以前にこのブログでも紹介した、前ダイエー社長で現在マイクロソフト(日本)のCOOである樋口泰行さんに早稲田大学に来てもらって、リーダー論を語ってもらった。
樋口さん本人は大阪大学→松下電器→ハーバードビジネススクールとエリートコースを歩んできたわけであるが、松下電器時代に溶接などの現場を経験し、実は現場が大好きで気取らないリーダーである。
ダイエーの社長時代の話が数多く出てきたが、その中では全店舗の店長に秘書を通さず、自分で直接電話したとか、閉鎖店舗が50店以上あったそうだが、全店に閉鎖直前に人を連れずに自分で乗り込んだとか、随所に彼が現場を大切にしていたことの証となる話があった。
実はこの話を聞いて思いだしたのが、CoCo壱番屋というカレーショップの創業者である宗次徳二さんの話である。

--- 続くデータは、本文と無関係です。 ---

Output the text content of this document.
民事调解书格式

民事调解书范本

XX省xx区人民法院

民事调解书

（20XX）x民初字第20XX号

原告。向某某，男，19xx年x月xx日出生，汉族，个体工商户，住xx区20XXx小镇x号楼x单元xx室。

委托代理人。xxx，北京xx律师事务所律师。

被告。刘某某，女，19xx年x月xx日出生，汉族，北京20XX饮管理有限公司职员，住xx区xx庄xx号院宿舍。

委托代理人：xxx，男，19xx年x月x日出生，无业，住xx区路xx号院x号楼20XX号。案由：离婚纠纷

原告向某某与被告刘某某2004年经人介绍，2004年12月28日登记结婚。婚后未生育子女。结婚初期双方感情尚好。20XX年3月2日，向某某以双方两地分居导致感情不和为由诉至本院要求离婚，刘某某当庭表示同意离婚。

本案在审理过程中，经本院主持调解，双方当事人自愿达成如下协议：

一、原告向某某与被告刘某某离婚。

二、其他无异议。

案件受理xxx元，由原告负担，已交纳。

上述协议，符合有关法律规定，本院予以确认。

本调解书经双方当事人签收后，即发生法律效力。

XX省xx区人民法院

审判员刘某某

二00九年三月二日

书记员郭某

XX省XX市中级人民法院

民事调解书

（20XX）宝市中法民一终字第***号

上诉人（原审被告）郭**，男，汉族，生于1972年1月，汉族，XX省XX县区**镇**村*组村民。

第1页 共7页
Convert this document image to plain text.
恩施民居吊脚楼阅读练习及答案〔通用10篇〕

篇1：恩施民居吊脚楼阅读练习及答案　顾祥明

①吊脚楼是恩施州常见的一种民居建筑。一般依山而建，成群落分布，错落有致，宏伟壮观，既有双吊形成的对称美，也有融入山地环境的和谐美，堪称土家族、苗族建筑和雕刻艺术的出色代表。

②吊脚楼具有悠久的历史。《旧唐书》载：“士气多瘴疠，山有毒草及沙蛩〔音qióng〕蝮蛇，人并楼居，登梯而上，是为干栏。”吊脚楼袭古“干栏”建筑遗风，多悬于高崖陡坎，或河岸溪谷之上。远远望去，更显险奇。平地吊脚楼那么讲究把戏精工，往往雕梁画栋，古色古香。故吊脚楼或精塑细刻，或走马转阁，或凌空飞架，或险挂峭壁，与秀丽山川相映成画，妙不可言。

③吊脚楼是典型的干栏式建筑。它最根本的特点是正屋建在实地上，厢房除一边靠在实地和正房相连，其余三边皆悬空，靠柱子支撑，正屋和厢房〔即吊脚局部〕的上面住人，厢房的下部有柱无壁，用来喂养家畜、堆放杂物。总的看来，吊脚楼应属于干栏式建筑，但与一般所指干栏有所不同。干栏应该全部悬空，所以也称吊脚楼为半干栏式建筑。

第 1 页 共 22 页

彼は、自分のカレーチェーン店を日本全国、覆面で見て回って、実際に食べてみて、サービスを見て、必要に応じてフィードバックをしていたそうである。同業の経営者が毎日高級な食事をしているのに対して、自分はカレーを毎日食べ続けたという話を思い出した。そうすることで、チェーン店全体の味の質やサービスのレベルを維持してきたのだと思う。そうしたことに積み重ねが全国で1000店を越えるビジネスへとつながっているのに違いない。地味であるが、そう簡単にまねの出来ないことである。樋口さんの現場重視も、これに似たものがあると感じた。
これ以外に、記憶に残ったコメントが2つあった。
一つは「日本の課題は頭がいい人が現場でなく本社などの間接部門に行きすぎることだ」。ビジネススクールの学生に「現場を経験してこそ、人としての厚みが出てきて良いリーダーになれるから、現場に行きなさい」と勧めていた。
次に、彼はコンパックでの事業責任者、HPとダイエーでの社長を経験して、「直感的に、この人には下に2-3人しかつけられない、この人なら50人は大丈夫、この人は500人つけられると分かるようになった」と語る。すごいことだ。
決して人を威圧するタイプのカリスマではないが、じわりじわりと自分の考えを押し通せる強い信念を持ったリーダーである。英語で 言うと、"low-key" タイプのリーダーである。